‘Of course, Jackson was aware of European art, but what he identified with was about as American as apple pie.’
Jackson Pollock’s apple pie was not only loved by his family and friends, it also became famous in the local community of Springs when it won first prize at the local Fisherman’s Fair. Over the years, his pie’s reputation grew and people would bid on it ahead of time, so that it was already sold well before delivery to Ashawagh Hall. The pie crust recipe is based on the original given by his mother Stella to Jackson and Lee, written in the back of one of their recipe books. Inside the same historic book is the recipe for the pie filling, found on pages splattered with the evidence of busy preparation.
For Jackson, apple pie was perhaps his signature dish and he proudly shared the method with interested friends. On one rainy Sunday afternoon Jackson went to friend Josephine Little’s house nearby to teach her the recipe. This dessert is delicious served with ice cream-vanilla or one of Lee’s favorite flavors, rum raisin. Or perhaps homemade peach ice cream, a favorite of John and Josephine Little.
FOR THE FILLING
4lb Granny Smith apples, or any combination of tart apples
¼ cup water
1 cup sugar, or less if desired 1 tsp cinnamon
½ tsp nutmeg
1 tsp all-purpose flour, sifted
FOR THE CRUST
2½ cups all-purpose flour
1 level tsp baking powder 1 level tsp salt
1½ cups cold butter 2 egg yolks, plus 1 whole egg for egg wash
½ cup cold milk, plus more as needed
To prepare the filling, peel, core, and thinly slice apples. Stew apples in a pot with a little water to cover the fruit, plus the sugar and spices, until just cooked. Chill apples in a little of the juice. When cold, sift flour over the apples and stir gently to combine. Set aside.

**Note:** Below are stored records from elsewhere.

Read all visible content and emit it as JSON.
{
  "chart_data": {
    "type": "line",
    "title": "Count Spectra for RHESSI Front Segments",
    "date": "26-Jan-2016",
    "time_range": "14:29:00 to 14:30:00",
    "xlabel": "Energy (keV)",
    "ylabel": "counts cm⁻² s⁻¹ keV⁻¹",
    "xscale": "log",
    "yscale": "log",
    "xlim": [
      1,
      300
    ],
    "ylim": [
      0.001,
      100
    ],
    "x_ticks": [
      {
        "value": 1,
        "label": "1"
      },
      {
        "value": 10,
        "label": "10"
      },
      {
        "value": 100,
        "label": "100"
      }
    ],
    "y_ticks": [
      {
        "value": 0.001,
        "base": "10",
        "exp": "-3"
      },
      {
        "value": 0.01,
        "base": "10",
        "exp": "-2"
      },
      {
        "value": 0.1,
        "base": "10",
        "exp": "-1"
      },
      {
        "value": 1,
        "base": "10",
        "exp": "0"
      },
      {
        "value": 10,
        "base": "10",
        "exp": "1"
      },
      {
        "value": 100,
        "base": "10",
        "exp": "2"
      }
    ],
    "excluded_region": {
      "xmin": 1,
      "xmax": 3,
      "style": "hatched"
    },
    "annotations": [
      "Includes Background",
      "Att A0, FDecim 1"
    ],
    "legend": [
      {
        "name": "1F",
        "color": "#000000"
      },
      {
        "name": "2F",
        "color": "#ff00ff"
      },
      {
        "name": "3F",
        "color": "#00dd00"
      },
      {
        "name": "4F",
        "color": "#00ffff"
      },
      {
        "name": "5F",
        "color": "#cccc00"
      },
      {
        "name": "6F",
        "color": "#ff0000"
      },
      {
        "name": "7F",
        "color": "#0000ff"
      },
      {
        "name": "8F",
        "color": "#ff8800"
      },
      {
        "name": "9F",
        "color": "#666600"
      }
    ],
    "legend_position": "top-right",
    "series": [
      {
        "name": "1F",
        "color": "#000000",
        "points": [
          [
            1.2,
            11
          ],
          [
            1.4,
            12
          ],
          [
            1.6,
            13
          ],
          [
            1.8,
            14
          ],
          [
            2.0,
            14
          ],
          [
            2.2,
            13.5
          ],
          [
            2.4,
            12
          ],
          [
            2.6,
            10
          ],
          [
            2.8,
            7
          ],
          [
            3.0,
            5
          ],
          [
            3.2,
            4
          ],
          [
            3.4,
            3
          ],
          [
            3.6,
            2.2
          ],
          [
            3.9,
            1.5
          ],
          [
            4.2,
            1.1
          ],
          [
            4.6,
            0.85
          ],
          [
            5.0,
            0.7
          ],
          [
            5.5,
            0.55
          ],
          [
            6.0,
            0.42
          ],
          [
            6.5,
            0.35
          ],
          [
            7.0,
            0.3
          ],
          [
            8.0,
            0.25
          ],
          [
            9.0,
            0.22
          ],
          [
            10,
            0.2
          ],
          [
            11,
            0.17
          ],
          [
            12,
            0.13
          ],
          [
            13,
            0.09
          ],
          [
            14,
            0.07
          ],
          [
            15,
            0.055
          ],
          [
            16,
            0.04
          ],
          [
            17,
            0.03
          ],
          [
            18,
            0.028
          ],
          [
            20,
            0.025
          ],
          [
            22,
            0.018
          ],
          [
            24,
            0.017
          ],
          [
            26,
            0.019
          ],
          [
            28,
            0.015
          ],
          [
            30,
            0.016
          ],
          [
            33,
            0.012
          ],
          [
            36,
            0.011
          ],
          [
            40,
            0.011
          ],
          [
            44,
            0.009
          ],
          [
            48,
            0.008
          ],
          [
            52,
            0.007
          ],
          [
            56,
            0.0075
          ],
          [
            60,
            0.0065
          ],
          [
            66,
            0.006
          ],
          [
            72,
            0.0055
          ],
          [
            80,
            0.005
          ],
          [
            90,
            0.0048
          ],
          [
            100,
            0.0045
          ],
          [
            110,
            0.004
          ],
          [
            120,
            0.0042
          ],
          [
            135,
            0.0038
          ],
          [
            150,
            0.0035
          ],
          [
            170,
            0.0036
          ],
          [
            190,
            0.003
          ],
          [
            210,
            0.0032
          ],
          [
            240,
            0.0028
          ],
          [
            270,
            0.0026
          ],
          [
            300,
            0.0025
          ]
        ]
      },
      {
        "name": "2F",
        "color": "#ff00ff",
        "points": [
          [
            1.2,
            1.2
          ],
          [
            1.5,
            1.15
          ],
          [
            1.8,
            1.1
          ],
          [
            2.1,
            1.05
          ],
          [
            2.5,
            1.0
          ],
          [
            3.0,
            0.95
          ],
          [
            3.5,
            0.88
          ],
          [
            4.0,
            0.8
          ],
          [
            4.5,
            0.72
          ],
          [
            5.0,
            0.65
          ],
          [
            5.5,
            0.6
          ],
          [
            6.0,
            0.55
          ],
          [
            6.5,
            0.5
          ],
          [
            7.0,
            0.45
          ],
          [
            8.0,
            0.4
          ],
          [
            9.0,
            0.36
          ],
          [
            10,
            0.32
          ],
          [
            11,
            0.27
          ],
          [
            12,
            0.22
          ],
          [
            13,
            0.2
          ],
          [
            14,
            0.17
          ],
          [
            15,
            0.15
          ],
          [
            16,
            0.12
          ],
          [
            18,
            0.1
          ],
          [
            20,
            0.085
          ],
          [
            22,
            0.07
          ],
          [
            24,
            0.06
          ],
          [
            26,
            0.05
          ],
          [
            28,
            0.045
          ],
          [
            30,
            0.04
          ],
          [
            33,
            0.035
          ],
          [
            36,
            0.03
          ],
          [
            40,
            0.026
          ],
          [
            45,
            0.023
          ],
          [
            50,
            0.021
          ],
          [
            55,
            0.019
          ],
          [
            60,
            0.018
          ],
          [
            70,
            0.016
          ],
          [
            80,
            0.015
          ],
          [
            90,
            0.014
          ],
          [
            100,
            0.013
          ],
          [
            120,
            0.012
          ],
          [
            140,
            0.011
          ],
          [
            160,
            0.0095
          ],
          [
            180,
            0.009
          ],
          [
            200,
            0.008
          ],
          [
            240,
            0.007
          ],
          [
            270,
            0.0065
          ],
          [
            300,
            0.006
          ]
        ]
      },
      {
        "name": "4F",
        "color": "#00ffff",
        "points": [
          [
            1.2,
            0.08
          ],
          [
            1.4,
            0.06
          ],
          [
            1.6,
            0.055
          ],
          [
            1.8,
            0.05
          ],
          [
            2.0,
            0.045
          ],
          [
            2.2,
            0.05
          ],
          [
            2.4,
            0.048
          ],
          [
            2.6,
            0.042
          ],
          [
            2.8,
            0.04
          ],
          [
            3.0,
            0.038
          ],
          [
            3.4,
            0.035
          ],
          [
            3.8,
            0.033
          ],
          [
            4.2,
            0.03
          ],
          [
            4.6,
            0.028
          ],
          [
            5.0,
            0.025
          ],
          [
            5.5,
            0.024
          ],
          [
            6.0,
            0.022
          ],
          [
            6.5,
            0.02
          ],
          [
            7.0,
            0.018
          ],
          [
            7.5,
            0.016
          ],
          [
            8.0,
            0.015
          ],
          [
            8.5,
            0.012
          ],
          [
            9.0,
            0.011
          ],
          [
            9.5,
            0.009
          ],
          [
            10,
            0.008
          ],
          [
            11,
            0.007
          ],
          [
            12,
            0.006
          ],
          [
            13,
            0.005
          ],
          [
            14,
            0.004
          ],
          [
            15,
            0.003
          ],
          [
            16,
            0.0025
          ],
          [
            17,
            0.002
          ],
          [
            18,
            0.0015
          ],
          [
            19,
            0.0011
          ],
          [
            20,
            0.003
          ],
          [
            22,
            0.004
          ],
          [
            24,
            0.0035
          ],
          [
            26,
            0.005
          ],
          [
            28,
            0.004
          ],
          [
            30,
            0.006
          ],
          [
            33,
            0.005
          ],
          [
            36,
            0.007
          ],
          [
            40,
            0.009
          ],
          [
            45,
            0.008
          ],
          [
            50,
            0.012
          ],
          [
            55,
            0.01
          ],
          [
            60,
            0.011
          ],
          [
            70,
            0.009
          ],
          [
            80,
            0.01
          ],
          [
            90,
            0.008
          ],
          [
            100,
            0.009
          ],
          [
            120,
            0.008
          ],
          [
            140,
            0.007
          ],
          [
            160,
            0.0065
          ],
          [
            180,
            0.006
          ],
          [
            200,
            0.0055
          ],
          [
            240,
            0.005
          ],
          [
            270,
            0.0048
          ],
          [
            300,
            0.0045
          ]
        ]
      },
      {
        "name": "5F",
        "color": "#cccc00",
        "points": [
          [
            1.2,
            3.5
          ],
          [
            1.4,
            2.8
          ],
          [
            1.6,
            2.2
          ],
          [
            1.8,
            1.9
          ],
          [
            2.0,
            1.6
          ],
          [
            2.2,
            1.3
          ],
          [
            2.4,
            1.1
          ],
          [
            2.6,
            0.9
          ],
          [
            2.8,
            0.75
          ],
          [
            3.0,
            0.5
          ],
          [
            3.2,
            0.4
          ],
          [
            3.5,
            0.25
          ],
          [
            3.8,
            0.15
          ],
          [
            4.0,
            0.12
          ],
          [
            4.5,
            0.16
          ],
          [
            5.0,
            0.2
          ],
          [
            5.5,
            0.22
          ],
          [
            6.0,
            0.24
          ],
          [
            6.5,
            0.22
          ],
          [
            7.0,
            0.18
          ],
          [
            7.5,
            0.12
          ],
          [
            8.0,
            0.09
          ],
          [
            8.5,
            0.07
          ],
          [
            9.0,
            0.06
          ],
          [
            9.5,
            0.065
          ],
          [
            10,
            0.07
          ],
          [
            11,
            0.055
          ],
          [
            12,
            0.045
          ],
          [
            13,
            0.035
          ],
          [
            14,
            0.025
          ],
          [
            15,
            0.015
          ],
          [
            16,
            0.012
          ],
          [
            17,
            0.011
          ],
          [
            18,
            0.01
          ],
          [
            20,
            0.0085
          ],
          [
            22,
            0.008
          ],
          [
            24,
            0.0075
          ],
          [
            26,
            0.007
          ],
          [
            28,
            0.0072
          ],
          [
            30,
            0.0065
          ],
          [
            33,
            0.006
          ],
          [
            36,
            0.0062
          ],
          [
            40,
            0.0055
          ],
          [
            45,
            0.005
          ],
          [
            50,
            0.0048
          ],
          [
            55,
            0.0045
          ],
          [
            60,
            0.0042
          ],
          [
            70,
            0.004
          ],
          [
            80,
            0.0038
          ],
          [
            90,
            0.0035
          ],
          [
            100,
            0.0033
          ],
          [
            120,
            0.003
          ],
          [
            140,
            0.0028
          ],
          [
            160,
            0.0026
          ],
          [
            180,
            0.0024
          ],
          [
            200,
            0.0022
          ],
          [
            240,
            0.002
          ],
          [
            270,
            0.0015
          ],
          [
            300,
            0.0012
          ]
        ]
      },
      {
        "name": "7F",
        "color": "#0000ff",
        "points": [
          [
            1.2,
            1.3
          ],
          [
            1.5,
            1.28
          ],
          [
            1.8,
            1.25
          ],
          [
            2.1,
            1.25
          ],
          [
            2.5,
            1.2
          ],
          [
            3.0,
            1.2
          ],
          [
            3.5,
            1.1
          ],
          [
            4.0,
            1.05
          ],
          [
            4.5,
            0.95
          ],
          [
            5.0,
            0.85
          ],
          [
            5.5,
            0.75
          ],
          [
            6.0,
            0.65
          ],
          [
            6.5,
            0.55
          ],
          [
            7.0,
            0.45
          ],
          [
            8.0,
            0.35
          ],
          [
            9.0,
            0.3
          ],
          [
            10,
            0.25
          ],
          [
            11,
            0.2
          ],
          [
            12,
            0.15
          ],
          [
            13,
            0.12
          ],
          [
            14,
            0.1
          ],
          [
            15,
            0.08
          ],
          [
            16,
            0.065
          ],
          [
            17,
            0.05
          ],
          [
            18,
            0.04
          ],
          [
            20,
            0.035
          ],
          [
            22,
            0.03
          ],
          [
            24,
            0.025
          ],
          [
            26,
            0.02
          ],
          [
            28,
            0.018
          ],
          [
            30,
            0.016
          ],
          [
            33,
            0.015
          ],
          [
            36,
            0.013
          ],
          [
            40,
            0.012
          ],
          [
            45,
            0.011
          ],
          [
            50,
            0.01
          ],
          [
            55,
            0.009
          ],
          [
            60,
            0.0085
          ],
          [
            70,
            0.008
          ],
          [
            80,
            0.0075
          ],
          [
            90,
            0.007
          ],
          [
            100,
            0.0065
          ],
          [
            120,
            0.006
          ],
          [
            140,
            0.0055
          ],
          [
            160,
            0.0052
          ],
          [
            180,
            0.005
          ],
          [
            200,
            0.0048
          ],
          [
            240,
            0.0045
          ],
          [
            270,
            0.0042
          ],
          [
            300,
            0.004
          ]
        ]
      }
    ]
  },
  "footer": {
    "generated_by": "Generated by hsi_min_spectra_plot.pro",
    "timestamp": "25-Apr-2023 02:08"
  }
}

Preheat oven to 450°F. To make the pie crust: Combine flour, baking powder, and salt. Add butter and cut in until mixture is crumbly. Add egg yolks and mix with enough milk to make a dough. Roll out dough lightly. Place the pastry in a greased 10-inch round pie dish, allowing pastry to overhang the edge of the pan by about 1 inch; trim away excess dough, roll it into a ball, and set aside to make the top crust. Be sure there are no cracks in the bottom crust; seal them by pressing edges together with fingers. Pour apple mixture into pie shell and distribute evenly.
For a simple top crust, roll out the remaining dough, slide the pastry sheet onto the rolling pin, and unroll it on top of the apple pie filling. Allow top crust to overhang the edge of the pan by about 1 inch; trim away excess dough, then pinch the top and bottom crusts together all around the rim to seal the pie. Prick the top crust with a fork in about a dozen places, or slice a few small openings with a knife, to allow steam to escape. Brush top pastry with egg wash and sprinkle lightly with a pinch or two of sugar.
For a more elaborate lattice-style top, roll out the remaining dough, cut into ½-inch strips, and weave strips across the top of the filling. Brush lattice strips with egg wash and lightly sprinkle with a pinch or two of sugar.
Place the pie in the centre of oven and bake 10–15 minutes, then reduce oven to 325°F and bake 25–30 minutes more.